The Basic Difference Between Campaign Contributions and Expenditures: A Reply to Bob Bauer
Bob Bauer tries, once again, to complicate the campaign contribution-expenditure distinction, suggesting that our brief on behalf of Professor Lawrence Lessig missed the key issue in McCutcheon v. FEC, next Term’s upcoming sequel to Citizens United. While there may be cases in which the line between the two forms of regulation is blurred (such as instances in which a candidate donates money to his or her own campaign), McCutcheon isn’t one of them. The federal law aggregate contribution limits at issue in McCutcheon permit an individual to make a total of $123,200 in campaign contributions per election cycle ($48,600 to candidates and $74,600 to parties and non-party political committees). If this sounds and looks like a contribution limit, that’s because it is one. Shaun McCutcheon is free to spend as much as he likes on campaign ads for as many candidates or political parties as he likes, but he may not make an unlimited amount of political contributions. The very reason for these limits – as well as the longstanding distinction between expenditures and contributions – is that a system of unlimited financial contributions can breed a corrupting dependence on high dollar donors.
The best that Bauer can muster is that the limits at issue in McCutcheon restrict the total amount an individual may spend on campaign contributions. This is silly word play and it does not make his case for the simple reason that the contribution limits in no way prevent McCutcheon from spending money on independent efforts to elect the candidates of his choice. The Supreme Court was not fooled by this argument in Buckley v. Valeo, when it upheld an earlier version of the aggregate limits challenged by McCutcheon, describing them as “no more than a corollary of the basic individual contribution limitation.” Neither should the Roberts Court be in McCutcheon.

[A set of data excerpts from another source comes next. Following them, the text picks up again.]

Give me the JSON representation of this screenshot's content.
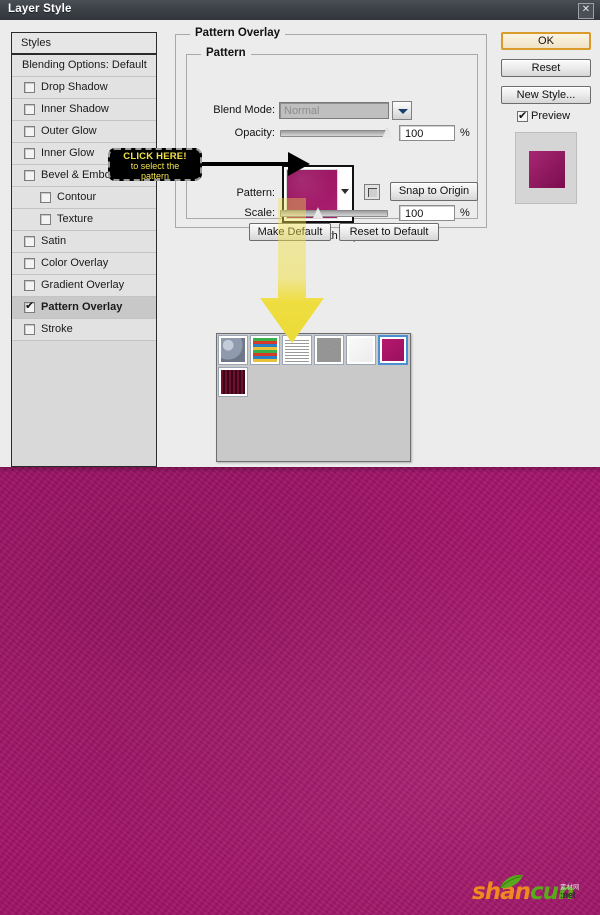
{
  "window": {
    "title": "Layer Style",
    "close_label": "✕"
  },
  "styles_panel": {
    "header": "Styles",
    "blending_options": "Blending Options: Default",
    "items": [
      {
        "label": "Drop Shadow",
        "checked": false,
        "indent": 0,
        "selected": false
      },
      {
        "label": "Inner Shadow",
        "checked": false,
        "indent": 0,
        "selected": false
      },
      {
        "label": "Outer Glow",
        "checked": false,
        "indent": 0,
        "selected": false
      },
      {
        "label": "Inner Glow",
        "checked": false,
        "indent": 0,
        "selected": false
      },
      {
        "label": "Bevel & Emboss",
        "checked": false,
        "indent": 0,
        "selected": false
      },
      {
        "label": "Contour",
        "checked": false,
        "indent": 1,
        "selected": false
      },
      {
        "label": "Texture",
        "checked": false,
        "indent": 1,
        "selected": false
      },
      {
        "label": "Satin",
        "checked": false,
        "indent": 0,
        "selected": false
      },
      {
        "label": "Color Overlay",
        "checked": false,
        "indent": 0,
        "selected": false
      },
      {
        "label": "Gradient Overlay",
        "checked": false,
        "indent": 0,
        "selected": false
      },
      {
        "label": "Pattern Overlay",
        "checked": true,
        "indent": 0,
        "selected": true
      },
      {
        "label": "Stroke",
        "checked": false,
        "indent": 0,
        "selected": false
      }
    ]
  },
  "pattern_overlay": {
    "group_title": "Pattern Overlay",
    "section_title": "Pattern",
    "blend_mode": {
      "label": "Blend Mode:",
      "value": "Normal"
    },
    "opacity": {
      "label": "Opacity:",
      "value": "100",
      "unit": "%"
    },
    "pattern": {
      "label": "Pattern:",
      "swatch_color": "#a81369"
    },
    "snap_to_origin_label": "Snap to Origin",
    "scale": {
      "label": "Scale:",
      "value": "100",
      "unit": "%"
    },
    "link_with_layer": {
      "label": "Link with Layer",
      "checked": true
    },
    "make_default_label": "Make Default",
    "reset_to_default_label": "Reset to Default"
  },
  "right_buttons": {
    "ok": "OK",
    "reset": "Reset",
    "new_style": "New Style...",
    "preview_label": "Preview",
    "preview_checked": true,
    "preview_swatch_color": "#9d0f63"
  },
  "pattern_picker": {
    "selected_index": 5,
    "swatches": [
      {
        "name": "bubbles-pattern",
        "color": "#8f9aad"
      },
      {
        "name": "rainbow-pattern",
        "color": "#e8c13a"
      },
      {
        "name": "fine-lines-pattern",
        "color": "#d8d8d8"
      },
      {
        "name": "gray-noise-pattern",
        "color": "#9a9a9a"
      },
      {
        "name": "white-paper-pattern",
        "color": "#f2f2f2"
      },
      {
        "name": "magenta-pattern",
        "color": "#a81369"
      },
      {
        "name": "dark-red-stripes-pattern",
        "color": "#6d1030"
      }
    ]
  },
  "callout": {
    "line1": "CLICK HERE!",
    "line2": "to select the",
    "line3": "pattern",
    "text_color": "#f2e14a",
    "background": "#000000"
  },
  "annotations": {
    "arrow_color": "#f0e04a"
  },
  "background": {
    "color": "#a5156a"
  },
  "watermark": {
    "text_part_a": "shan",
    "text_part_b": "cun",
    "domain": ":net",
    "top_text": "素材网"
  }
}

Bauer’s unrelenting focus on the expenditure-contribution distinction not only misses the point, but it obscures our brief’s powerful originalist case, which demonstrates that Citizens United’s cramped understanding of corruption has no basis in the Constitution and that, under the Framers’ conception of corruption, the aggregate limits should be upheld. Bauer is correct in noting that our brief does not spend much time parsing the nuances of the limits on candidates, parties, and other political committees. We left that job to the parties and other amici, in part because the history shows that the Court should err (if at all) on the side of upholding a statute designed to combat the very sort of improper dependence on outside forces that the Framers wrote the Constitution to check. If the Justices follow the Constitution’s text and history, they will uphold these limits and begin to correct the grievous errors of Citizens United.